The Fed's new monetary stimulus program announced yesterday (Wednesday) is geared towards shoring up the housing/mortgage market which, they hope, will, in turn, stimulate consumer/corporate/investor confidence and job growth. This has been their intent since they began a variety of monetary stimulus programs in 2008.
In this regard, it may be prudent to monitor the relationship between the financial markets and the SPX, and the housing markets and the SPX, in order to (generally) gauge the strength of market faith in the viability of such an outcome as we go forward over the next year. No doubt, these markets may produce short-term volatile reactions to various economic data points as they are released during this period. What will be of interest is whether any one particular release affects the general trend in such a way as to produce a reversal.
As such, I present the following two Daily ratio charts of the XLF:SPX (Financials ETF) and the XHB:SPX (Homebuilders ETF). At the moment, both the XLF and XHB Sectors are trading weaker compared to the SPX.

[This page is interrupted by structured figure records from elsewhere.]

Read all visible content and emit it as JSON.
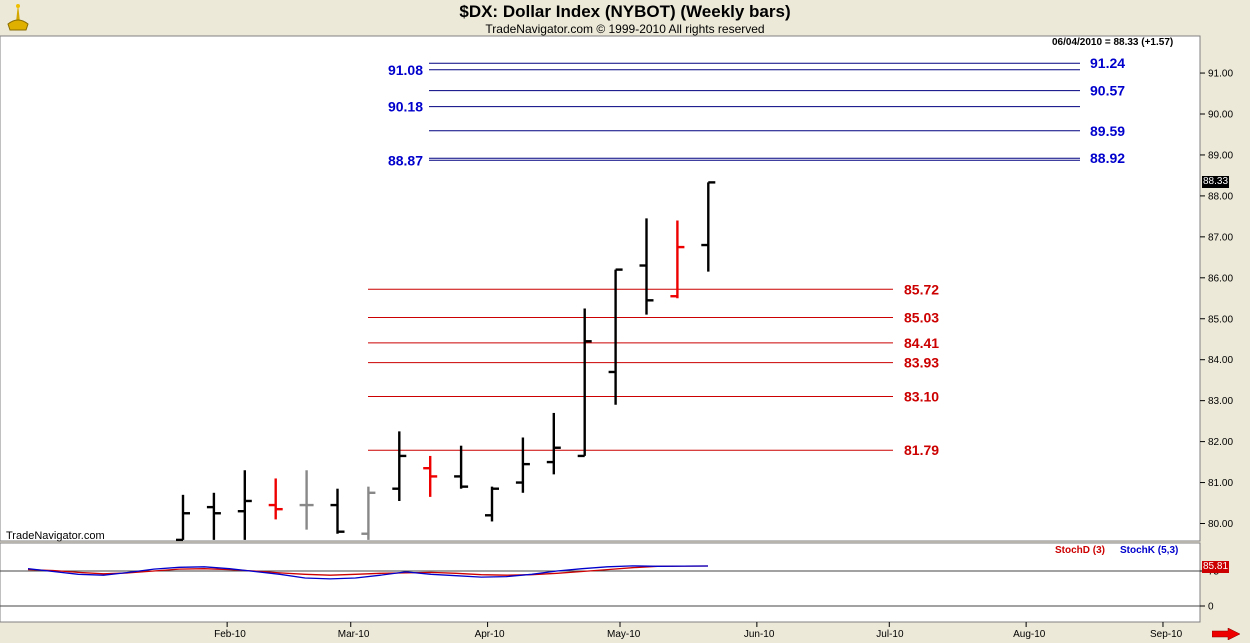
{
  "header": {
    "title": "$DX:  Dollar Index (NYBOT)  (Weekly bars)",
    "subtitle": "TradeNavigator.com © 1999-2010 All rights reserved",
    "readout": "06/04/2010 = 88.33 (+1.57)",
    "watermark": "TradeNavigator.com"
  },
  "indicator": {
    "stochd_label": "StochD (3)",
    "stochk_label": "StochK (5,3)",
    "last_value_badge": "85.81",
    "ticks": [
      "75",
      "0"
    ]
  },
  "price_badge": "88.33",
  "colors": {
    "background": "#ece9d8",
    "plot_bg": "#ffffff",
    "up_bar": "#000000",
    "down_bar": "#ee0000",
    "neutral_bar": "#888888",
    "projection_line": "#000080",
    "projection_label": "#0000cc",
    "retracement": "#cc0000"
  },
  "chart_data": {
    "type": "ohlc",
    "y_range": [
      79.6,
      91.8
    ],
    "y_ticks": [
      "80.00",
      "81.00",
      "82.00",
      "83.00",
      "84.00",
      "85.00",
      "86.00",
      "87.00",
      "88.00",
      "89.00",
      "90.00",
      "91.00"
    ],
    "x_ticks": [
      "Feb-10",
      "Mar-10",
      "Apr-10",
      "May-10",
      "Jun-10",
      "Jul-10",
      "Aug-10",
      "Sep-10"
    ],
    "bars": [
      {
        "week": "2010-01-22",
        "o": 79.6,
        "h": 80.7,
        "l": 79.6,
        "c": 80.25,
        "color": "up"
      },
      {
        "week": "2010-01-29",
        "o": 80.4,
        "h": 80.75,
        "l": 79.6,
        "c": 80.25,
        "color": "up"
      },
      {
        "week": "2010-02-05",
        "o": 80.3,
        "h": 81.3,
        "l": 79.6,
        "c": 80.55,
        "color": "up"
      },
      {
        "week": "2010-02-12",
        "o": 80.45,
        "h": 81.1,
        "l": 80.1,
        "c": 80.35,
        "color": "down"
      },
      {
        "week": "2010-02-19",
        "o": 80.45,
        "h": 81.3,
        "l": 79.85,
        "c": 80.45,
        "color": "neutral"
      },
      {
        "week": "2010-02-26",
        "o": 80.45,
        "h": 80.85,
        "l": 79.75,
        "c": 79.8,
        "color": "up"
      },
      {
        "week": "2010-03-05",
        "o": 79.75,
        "h": 80.9,
        "l": 79.6,
        "c": 80.75,
        "color": "neutral"
      },
      {
        "week": "2010-03-12",
        "o": 80.85,
        "h": 82.25,
        "l": 80.55,
        "c": 81.65,
        "color": "up"
      },
      {
        "week": "2010-03-19",
        "o": 81.35,
        "h": 81.65,
        "l": 80.65,
        "c": 81.15,
        "color": "down"
      },
      {
        "week": "2010-03-26",
        "o": 81.15,
        "h": 81.9,
        "l": 80.85,
        "c": 80.9,
        "color": "up"
      },
      {
        "week": "2010-04-02",
        "o": 80.2,
        "h": 80.9,
        "l": 80.05,
        "c": 80.85,
        "color": "up"
      },
      {
        "week": "2010-04-09",
        "o": 81.0,
        "h": 82.1,
        "l": 80.75,
        "c": 81.45,
        "color": "up"
      },
      {
        "week": "2010-04-16",
        "o": 81.5,
        "h": 82.7,
        "l": 81.2,
        "c": 81.85,
        "color": "up"
      },
      {
        "week": "2010-04-23",
        "o": 81.65,
        "h": 85.25,
        "l": 81.65,
        "c": 84.45,
        "color": "up"
      },
      {
        "week": "2010-04-30",
        "o": 83.7,
        "h": 86.2,
        "l": 82.9,
        "c": 86.2,
        "color": "up"
      },
      {
        "week": "2010-05-07",
        "o": 86.3,
        "h": 87.45,
        "l": 85.1,
        "c": 85.45,
        "color": "up"
      },
      {
        "week": "2010-05-14",
        "o": 85.55,
        "h": 87.4,
        "l": 85.5,
        "c": 86.75,
        "color": "down"
      },
      {
        "week": "2010-05-21",
        "o": 86.8,
        "h": 88.33,
        "l": 86.15,
        "c": 88.33,
        "color": "up"
      }
    ],
    "projection_levels": [
      {
        "value": 91.24,
        "label": "91.24",
        "side": "right"
      },
      {
        "value": 91.08,
        "label": "91.08",
        "side": "left"
      },
      {
        "value": 90.57,
        "label": "90.57",
        "side": "right"
      },
      {
        "value": 90.18,
        "label": "90.18",
        "side": "left"
      },
      {
        "value": 89.59,
        "label": "89.59",
        "side": "right"
      },
      {
        "value": 88.92,
        "label": "88.92",
        "side": "right"
      },
      {
        "value": 88.87,
        "label": "88.87",
        "side": "left"
      }
    ],
    "retracement_levels": [
      {
        "value": 85.72,
        "label": "85.72"
      },
      {
        "value": 85.03,
        "label": "85.03"
      },
      {
        "value": 84.41,
        "label": "84.41"
      },
      {
        "value": 83.93,
        "label": "83.93"
      },
      {
        "value": 83.1,
        "label": "83.10"
      },
      {
        "value": 81.79,
        "label": "81.79"
      }
    ],
    "stoch_d": [
      78,
      76,
      72,
      69,
      71,
      75,
      79,
      80,
      78,
      75,
      71,
      68,
      66,
      68,
      70,
      71,
      72,
      70,
      67,
      66,
      67,
      70,
      74,
      78,
      82,
      85,
      85.5,
      85.81
    ],
    "stoch_k": [
      80,
      74,
      68,
      66,
      72,
      79,
      83,
      84,
      80,
      74,
      68,
      60,
      58,
      60,
      66,
      73,
      68,
      65,
      62,
      63,
      68,
      75,
      80,
      84,
      86,
      85,
      85.5,
      85.81
    ],
    "stoch_range": [
      0,
      100
    ]
  }
}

The RSI Indicator has been in decline since September of this year. The XHB is relatively weaker compared to the SPX than is the XLF. In the near term, a drop and hold below current support on XHB:SPX, together with a failure to regain and hold above current resistance on XLF:SPX, may lead to a pullback in both of these Sectors.
Furthermore, a drop and hold below the 50 sma (which serves as a support level on the general uptrend) may signal a trend reversal for both Sectors, which could send prices down to the 200 sma...ones to watch over the next weeks and months.